The word ‘worm’ covers a disparate array of invertebrates that are grouped together informally on the basis of their elongated, limbless bodies. Earthworms, roundworms, flatworms and ribbon worms, for example, belong to separate phyla, which means they are more distantly related to each other than we are to sea squirts. They are generally not sociable, coming together only to mate and at food sources. Courtship is usually pretty minimal and there is little in the way of parental care. That said, there is at least one spectacular exception. A group of parasitic flukes – a type of flatworm – form colonies of clones within the bodies of their snail hosts and have evolved a system of division of labour comparable to that of ants, bees and other social insects. Some individuals specialise in reproduction, while others become soldiers, devoting their existence to defending the colony from attack by other animals living within the snail.

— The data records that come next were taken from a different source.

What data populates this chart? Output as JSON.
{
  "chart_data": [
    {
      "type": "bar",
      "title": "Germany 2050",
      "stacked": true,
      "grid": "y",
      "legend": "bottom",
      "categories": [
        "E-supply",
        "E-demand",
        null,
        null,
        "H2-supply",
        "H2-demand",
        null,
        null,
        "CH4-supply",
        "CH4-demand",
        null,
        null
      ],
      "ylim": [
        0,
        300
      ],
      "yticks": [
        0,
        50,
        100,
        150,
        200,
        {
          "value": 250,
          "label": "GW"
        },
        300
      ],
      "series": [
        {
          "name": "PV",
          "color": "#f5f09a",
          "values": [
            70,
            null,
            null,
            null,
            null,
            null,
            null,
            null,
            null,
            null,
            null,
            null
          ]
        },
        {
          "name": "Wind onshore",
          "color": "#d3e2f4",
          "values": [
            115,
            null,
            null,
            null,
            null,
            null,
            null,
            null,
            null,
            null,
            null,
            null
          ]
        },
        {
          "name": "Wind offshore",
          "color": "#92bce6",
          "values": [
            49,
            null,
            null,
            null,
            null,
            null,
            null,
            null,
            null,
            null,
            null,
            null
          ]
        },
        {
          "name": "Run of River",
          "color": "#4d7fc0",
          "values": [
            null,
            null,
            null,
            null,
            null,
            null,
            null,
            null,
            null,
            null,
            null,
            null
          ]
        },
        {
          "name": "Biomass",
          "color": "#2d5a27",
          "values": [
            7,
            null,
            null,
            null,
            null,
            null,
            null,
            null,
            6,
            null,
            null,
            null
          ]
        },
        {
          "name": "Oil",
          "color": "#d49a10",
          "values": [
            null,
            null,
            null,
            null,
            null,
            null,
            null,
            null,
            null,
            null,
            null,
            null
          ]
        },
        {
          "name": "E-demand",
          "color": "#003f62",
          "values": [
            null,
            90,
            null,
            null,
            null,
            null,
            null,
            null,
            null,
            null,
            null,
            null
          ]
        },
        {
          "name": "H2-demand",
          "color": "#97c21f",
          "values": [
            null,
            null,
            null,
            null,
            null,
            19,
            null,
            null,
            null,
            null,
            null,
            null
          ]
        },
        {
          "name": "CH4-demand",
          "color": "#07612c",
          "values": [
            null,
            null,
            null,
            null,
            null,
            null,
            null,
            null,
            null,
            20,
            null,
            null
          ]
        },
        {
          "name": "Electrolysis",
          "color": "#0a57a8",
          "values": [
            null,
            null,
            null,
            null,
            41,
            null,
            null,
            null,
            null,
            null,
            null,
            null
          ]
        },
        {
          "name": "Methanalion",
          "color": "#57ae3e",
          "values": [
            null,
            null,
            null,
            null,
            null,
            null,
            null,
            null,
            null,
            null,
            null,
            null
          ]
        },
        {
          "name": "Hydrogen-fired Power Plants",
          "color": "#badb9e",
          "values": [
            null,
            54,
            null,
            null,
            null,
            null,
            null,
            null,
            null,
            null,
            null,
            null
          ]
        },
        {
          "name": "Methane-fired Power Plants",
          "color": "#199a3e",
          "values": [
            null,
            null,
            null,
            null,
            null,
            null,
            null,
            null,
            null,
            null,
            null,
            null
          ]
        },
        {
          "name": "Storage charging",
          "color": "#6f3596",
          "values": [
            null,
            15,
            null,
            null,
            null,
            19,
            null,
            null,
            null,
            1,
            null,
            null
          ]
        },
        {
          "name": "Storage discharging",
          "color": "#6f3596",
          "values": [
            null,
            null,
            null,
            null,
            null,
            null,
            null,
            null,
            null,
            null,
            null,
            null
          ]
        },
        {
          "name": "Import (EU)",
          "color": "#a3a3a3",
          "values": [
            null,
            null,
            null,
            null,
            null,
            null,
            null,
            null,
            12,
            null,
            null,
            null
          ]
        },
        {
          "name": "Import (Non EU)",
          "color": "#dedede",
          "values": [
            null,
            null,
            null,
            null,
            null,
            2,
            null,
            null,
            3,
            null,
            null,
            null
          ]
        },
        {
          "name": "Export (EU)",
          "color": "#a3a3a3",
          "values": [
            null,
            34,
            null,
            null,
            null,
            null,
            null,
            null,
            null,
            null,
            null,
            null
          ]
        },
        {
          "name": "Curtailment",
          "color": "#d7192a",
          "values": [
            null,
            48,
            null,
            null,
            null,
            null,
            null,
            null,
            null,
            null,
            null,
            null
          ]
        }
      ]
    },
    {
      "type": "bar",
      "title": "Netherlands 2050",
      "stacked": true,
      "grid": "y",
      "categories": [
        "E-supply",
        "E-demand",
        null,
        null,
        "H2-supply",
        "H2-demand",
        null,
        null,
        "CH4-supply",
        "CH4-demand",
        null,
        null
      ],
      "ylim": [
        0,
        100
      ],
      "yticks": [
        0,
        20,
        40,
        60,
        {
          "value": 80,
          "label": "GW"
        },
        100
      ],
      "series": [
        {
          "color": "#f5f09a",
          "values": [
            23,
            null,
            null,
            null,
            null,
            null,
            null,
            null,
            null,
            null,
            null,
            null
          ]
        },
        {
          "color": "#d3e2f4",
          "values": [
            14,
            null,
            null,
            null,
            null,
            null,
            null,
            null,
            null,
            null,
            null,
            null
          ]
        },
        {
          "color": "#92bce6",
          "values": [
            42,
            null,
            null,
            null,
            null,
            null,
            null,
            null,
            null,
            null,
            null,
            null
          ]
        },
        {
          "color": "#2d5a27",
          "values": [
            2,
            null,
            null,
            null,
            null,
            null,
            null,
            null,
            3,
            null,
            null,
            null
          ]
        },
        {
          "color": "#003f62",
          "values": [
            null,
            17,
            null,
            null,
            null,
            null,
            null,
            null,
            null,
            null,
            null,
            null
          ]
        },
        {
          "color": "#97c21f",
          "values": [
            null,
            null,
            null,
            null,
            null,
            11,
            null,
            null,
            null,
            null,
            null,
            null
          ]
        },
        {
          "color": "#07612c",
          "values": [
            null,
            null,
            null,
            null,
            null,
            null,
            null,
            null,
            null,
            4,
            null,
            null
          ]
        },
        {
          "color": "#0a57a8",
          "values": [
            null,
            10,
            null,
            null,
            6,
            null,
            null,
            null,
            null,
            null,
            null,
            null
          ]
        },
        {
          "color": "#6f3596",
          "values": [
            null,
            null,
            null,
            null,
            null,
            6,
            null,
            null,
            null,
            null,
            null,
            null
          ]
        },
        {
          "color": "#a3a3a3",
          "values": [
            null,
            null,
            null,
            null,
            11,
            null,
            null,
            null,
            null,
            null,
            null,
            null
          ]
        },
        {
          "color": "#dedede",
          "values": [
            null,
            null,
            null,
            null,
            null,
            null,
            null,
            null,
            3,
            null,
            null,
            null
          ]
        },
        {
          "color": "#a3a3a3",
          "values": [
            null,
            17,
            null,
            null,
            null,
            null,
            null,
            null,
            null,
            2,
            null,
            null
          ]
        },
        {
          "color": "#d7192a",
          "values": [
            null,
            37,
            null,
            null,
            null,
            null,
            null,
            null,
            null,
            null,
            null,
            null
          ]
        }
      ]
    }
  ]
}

What’s the highest flying bird?
In 1973, a commercial aircraft struck a bird at 11,300m over West Africa. Feathers lodged in the engine identified it as a Rüppell’s vulture, a Critically Endangered species that has since been shown to possess a form of haemoglobin in its blood that binds exceptionally efficiently with oxygen. This record stands, even now we can track flight paths in detail using radio- and satellite-tags.
Can a dinosaur be mummified?
Ancient reptile skeletons are the hallmark of any natural history museum gallery. Devoid of flesh or skin, which rotted away or was eaten by scavengers, these fossil specimens continue to inspire and provoke ideas about how life existed on Earth hundreds of millions of years ago. In rare cases, soft tissue and even dinosaur skin has been found to survive the fossilisation process. Rapid burial of these dead creatures can lead to mineral concretions building up around biomolecules, protecting them from complete disintegration. However, a dinosaur fossil complete with fossilised skin found in North Dakota suggests another process might be at play: mummification. Open wounds and bite marks found on the skin suggest that the carcass was scavenged long before it became buried under layers of sediment. Its bodily fluids leaked out, enabling the skin to dry, ensuring its preservation during the fossilisation process, to create a mummified dinosaur.
Are hyenas more closely related to cats or dogs?
Within the Carnivora order, the hyena family, Hyaenidae, falls under the ‘cat- like’ suborder Feliformia, in contrast to the ‘dog-like’ suborder Caniformia, so they are more closely related to cats than dogs, but are closer still to civets and mongooses. Within Hyaenidae, there are two main clades: the ‘bone- crushing’ hyenas (which include today’s brown, spotted and striped hyenas) and the once-abundant ‘dog-like’ hyenas (which include today’s aardwolf, the only member of the subfamily Protelinae).
Can fungi be used to make clothing?
Biofabrication of fungi in a lab involves the growth and harvesting of mycelium. Designers and companies such as Stella McCartney, Aniela Hoitink, Suzanne Lee and Adidas have been experimenting with mycelium to make clothing, shoes and accessories.
Do all UK deer have antlers?
Of the six wild deer species living in the UK countryside, only five grow antlers. The exception is the Chinese water deer. In fact, the species’ scientific name inermis means ‘defenceless’ or ‘unarmed’. But the male (buck) and female (doe) do have tusks, enlarged canine teeth protruding downwards from the upper jaw, with the males using them, like antlers, to display and fight.